Build the version of the common emitter amplifier shown in Figure 5 without the capacitors \(C_\text{in}\) and \(C_\text{out}\) (and without \(V_\text{in}\)). Measure the resistors before putting them in the circuit, and if they differ from the values used in your calculations, recalculate the predicted quiescent voltages. Draw the circuit schematic in your lab book and label all components.
Measure the DC voltages (quiescent voltages) \(V_B\) (at the transistor base), \(V_E\) (at the emitter), and \(V_C\) (at the collector)? Do they agree with your predictions from your prelab?
4.1.2 Check limits with AC signal
Before you apply the input signal, consider the fact that the signal will cause the current draw from the power supply to fluctuate. This means we’ll need to use a capacitor to decouple the power supply. Use a \(47\ \mu\text{F}\) as a decoupling capacitor. You will need to place this capacitor with the correct orientation to avoid destroying it.
DO NOT CONNECT THE FUNCTION GENERATOR DIRECTLY TO THE BASE OF THE BJT! Add the input coupling capacitor \(C_\text{in}\) and the input AC source \(V_\text{in}\) (and use the sync output to trigger the scope). The capacitor allows one to transmit an AC signal while maintaining the DC voltages established by the bias network. When you switch on the power, you may see high frequency spontaneous oscillations. These must be suppressed before you can proceed. Also, reducing the length of your circuit wires can help. Do not add \(C_\text{out}\) yet.
Assemble a test setup to observe the input (before \(C_\text{in}\)) and output of the amplifier with \(10\text{ kHz}\) sine waves. Check that your setup works, and you can measure both the input and output.

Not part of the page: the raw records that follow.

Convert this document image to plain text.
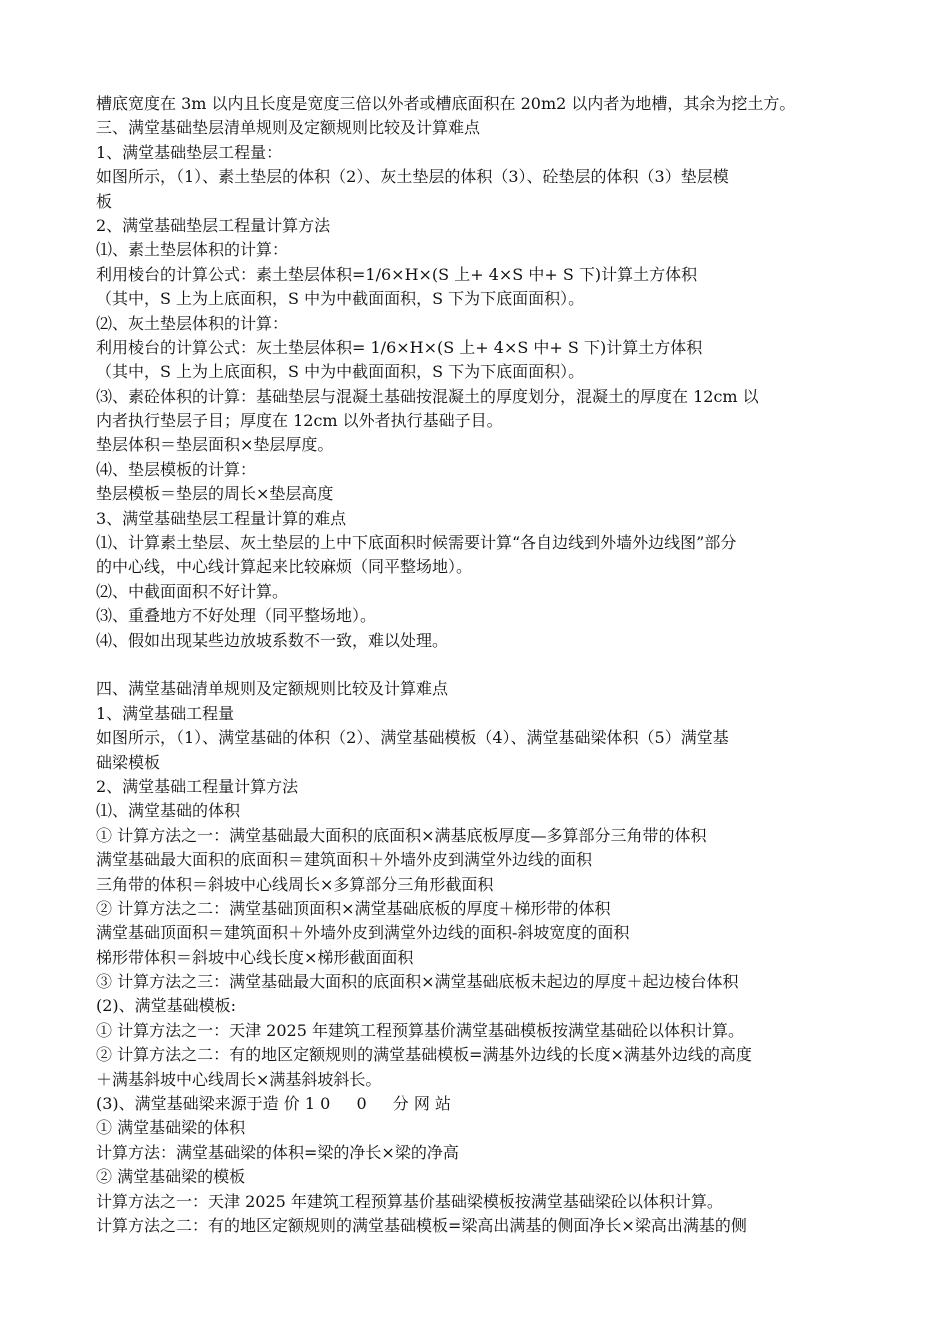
槽底宽度在 3m 以内且长度是宽度三倍以外者或槽底面积在 20m2 以内者为地槽，其余为挖土方。
三、满堂基础垫层清单规则及定额规则比较及计算难点
1、满堂基础垫层工程量：
如图所示，（1）、素土垫层的体积（2）、灰土垫层的体积（3）、砼垫层的体积（3）垫层模
板
2、满堂基础垫层工程量计算方法
⑴、素土垫层体积的计算：
利用棱台的计算公式：素土垫层体积=1/6×H×(S 上+ 4×S 中+ S 下)计算土方体积
（其中，S 上为上底面积，S 中为中截面面积，S 下为下底面面积）。
⑵、灰土垫层体积的计算：
利用棱台的计算公式：灰土垫层体积= 1/6×H×(S 上+ 4×S 中+ S 下)计算土方体积
（其中，S 上为上底面积，S 中为中截面面积，S 下为下底面面积）。
⑶、素砼体积的计算：基础垫层与混凝土基础按混凝土的厚度划分，混凝土的厚度在 12cm 以
内者执行垫层子目；厚度在 12cm 以外者执行基础子目。
垫层体积＝垫层面积×垫层厚度。
⑷、垫层模板的计算：
垫层模板＝垫层的周长×垫层高度
3、满堂基础垫层工程量计算的难点
⑴、计算素土垫层、灰土垫层的上中下底面积时候需要计算“各自边线到外墙外边线图”部分
的中心线，中心线计算起来比较麻烦（同平整场地）。
⑵、中截面面积不好计算。
⑶、重叠地方不好处理（同平整场地）。
⑷、假如出现某些边放坡系数不一致，难以处理。
四、满堂基础清单规则及定额规则比较及计算难点
1、满堂基础工程量
如图所示，（1）、满堂基础的体积（2）、满堂基础模板（4）、满堂基础梁体积（5）满堂基
础梁模板
2、满堂基础工程量计算方法
⑴、满堂基础的体积
① 计算方法之一：满堂基础最大面积的底面积×满基底板厚度—多算部分三角带的体积
满堂基础最大面积的底面积＝建筑面积＋外墙外皮到满堂外边线的面积
三角带的体积＝斜坡中心线周长×多算部分三角形截面积
② 计算方法之二：满堂基础顶面积×满堂基础底板的厚度＋梯形带的体积
满堂基础顶面积＝建筑面积＋外墙外皮到满堂外边线的面积-斜坡宽度的面积
梯形带体积＝斜坡中心线长度×梯形截面面积
③ 计算方法之三：满堂基础最大面积的底面积×满堂基础底板未起边的厚度＋起边棱台体积
(2)、满堂基础模板:
① 计算方法之一：天津 2025 年建筑工程预算基价满堂基础模板按满堂基础砼以体积计算。
② 计算方法之二：有的地区定额规则的满堂基础模板=满基外边线的长度×满基外边线的高度
＋满基斜坡中心线周长×满基斜坡斜长。
(3)、满堂基础梁来源于造 价 1 0 　 0 　 分 网 站
① 满堂基础梁的体积
计算方法：满堂基础梁的体积=梁的净长×梁的净高
② 满堂基础梁的模板
计算方法之一：天津 2025 年建筑工程预算基价基础梁模板按满堂基础梁砼以体积计算。
计算方法之二：有的地区定额规则的满堂基础模板=梁高出满基的侧面净长×梁高出满基的侧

For the scope channel connected to the output, switch the coupling between DC and AC coupling and adjust the scope to see the signal in both cases. Explain the different behavior and say why you may want one or the other.
Which coupling mode should you use to determine the AC gain? Use that mode to determine the AC gain and compare it to your prediction.
In order to determine the clipping, we want to know the absolute voltage that clipping occurs, this means we DO NOT WANT AC COUPLING on to determine this. Vary the input amplitude to determine the output amplitude at which clipping begins. Compare the clipping voltage to the prediction in the prelab. Describe why the \(V_\text{min}\) clipping is not flat. Check in with an instructor about the clipping behavior.
4.1.3 Measuring the AC gain
Add the output coupling capacitor \(C_\text{out}\) as you designed in the prelab. It will be polarized. Since the left side is connected to a positive DC voltage of \(V_C\) and the right side will be connected to ground through the scope, you should have the negative side (the one that is marked and has the shorter lead) on the right. Move your scope measurement to occur after \(C_\text{out}\). When you first turn it on, you may find that the output voltage has a large DC offset due to charging of the output coupling capacitor. This should discharge since the scope provides a \(1\text{ M}\Omega\) path to ground but if it doesn’t, you can add a \(220\text{ k}\Omega\) resistor to ground after \(C_\text{out}\). Check that the output now oscillates around \(0\text{ V}\) with the scope channel set to DC coupling.
Measure the gain of the amplifier for \(10\text{ kHz}\) sine waves using an amplitude that ensures the voltages are less than half of the clipping voltage (either positive or negative). You should use the 10x scope probe for measuring the output. Does your measurement agree with your prediction? Screen shots here would be good.
4.1.4 Output impedance
The common emitter amplifier often has a large output impedance. Connect a \(470\ \Omega\) load from the output to ground. What fraction of the original output do you now see? Does this agree with your prediction from section? If not, can you use your measurements of the output voltage before and after the resistor was in place to refine the model of your amplifier’s output impedance?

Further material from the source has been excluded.